I like a good cocktail. So I also like a good cocktail podcast. Particularly a cocktail podcast that helps me save money while still enjoying myself.
The Daily Beast's Life Behind Bars is maybe a bit looser than I typically like my podcasts. A lot of people seem to like listening to hours and hours of people sitting around chatting. I don't particularly like chit chat or banter unless I am actually participating in it, and prefer for podcasts to be severely edited before I let them in my ears. Don't waste my time, or I'll listen to you at 1.5x or even faster.
That said, Noah Rothbaum and David Wondrich are entertaining enough, and have a great deal of information to impart. Of course, a lot of cocktail discussion seems to be about who invented what, what the original recipe was, and other such matters that seem to be a topic solely to have something to argue about.
Episode 13 was about the Manhattan, probably my favorite cocktail. In the course of this episode, David Wondrich told a story about a test he once gave some bartenders. They were given Sidecars to taste. One was made with the original, high quality ingredients: Cognac, Cointreau, and lemon juice. One was made with California brandy, triple sec, and lemon juice.

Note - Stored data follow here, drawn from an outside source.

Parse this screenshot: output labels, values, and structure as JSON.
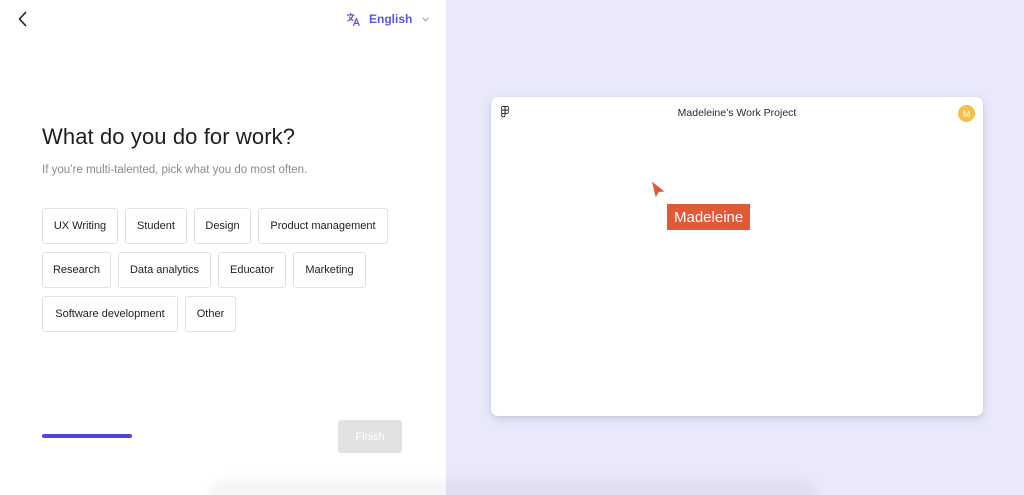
{
  "header": {
    "back_icon": "chevron-left-icon",
    "language": {
      "icon": "translate-icon",
      "label": "English",
      "chevron_icon": "chevron-down-icon",
      "color": "#5b54e8"
    }
  },
  "main": {
    "title": "What do you do for work?",
    "subtitle": "If you’re multi-talented, pick what you do most often.",
    "options": [
      "UX Writing",
      "Student",
      "Design",
      "Product management",
      "Research",
      "Data analytics",
      "Educator",
      "Marketing",
      "Software development",
      "Other"
    ]
  },
  "footer": {
    "progress": 1.0,
    "progress_color": "#4b48e0",
    "finish_label": "Finish"
  },
  "preview": {
    "background_color": "#e9e9fb",
    "file_icon": "figma-logo-icon",
    "project_title": "Madeleine’s Work Project",
    "avatar_initial": "M",
    "avatar_color": "#f5c04a",
    "cursor_icon": "cursor-arrow-icon",
    "cursor_name": "Madeleine",
    "cursor_color": "#e05a38"
  }
}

David tasted them also, and had to admit that it was almost impossible to tell the difference. I felt a moment of revelation. I like a good Sidecar, but the standard ingredients are a bit expensive for me to justify. But after this I ran out and got some E&J brandy. My home orange liqueur is Luxardo Triplum, so not a bottom level triple sec, but certainly not Cointreau.

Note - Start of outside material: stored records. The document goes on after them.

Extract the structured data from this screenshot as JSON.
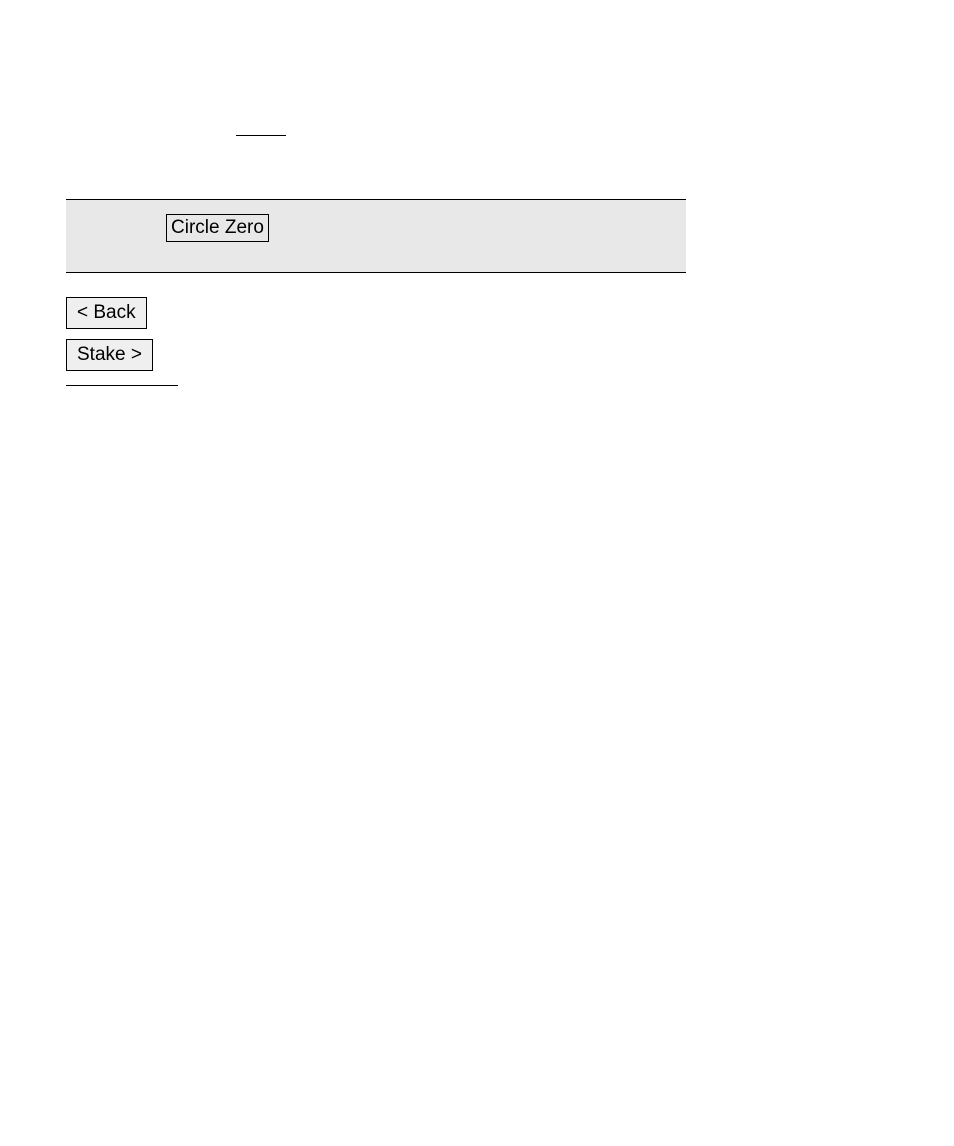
{
  "box": {
    "label": "Circle Zero"
  },
  "buttons": {
    "back": "< Back",
    "stake": "Stake >"
  }
}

This is a great Sidecar! Basic ingredients are pretty good these days. Fresh citrus juice is really the defining feature of any drink where it's an ingredient. Squeeze it right before you make your cocktail and you're golden.
There are a number of different ratios you can find for a Sidecar. I don't like remembering a lot, so I do two parts brandy, one part triple sec, one part lemon juice. I don't put sugar around the rim, though I might if I serve it to someone else. You might bump up the triple sec if you want it a bit sweeter.
I got a lot done today, and also sent a story off to my writing workshop for our next meeting, so I justified one, even though it's pretty late in the evening as I write this. Save your fancy Cognac or Armagnac for a snifter, squeeze a lemon, grab some basic brandy and triple sec, shake it up, and enjoy yourself.
Do you have a favorite cocktail?
It says less about you than people like to think, but it is something to consider.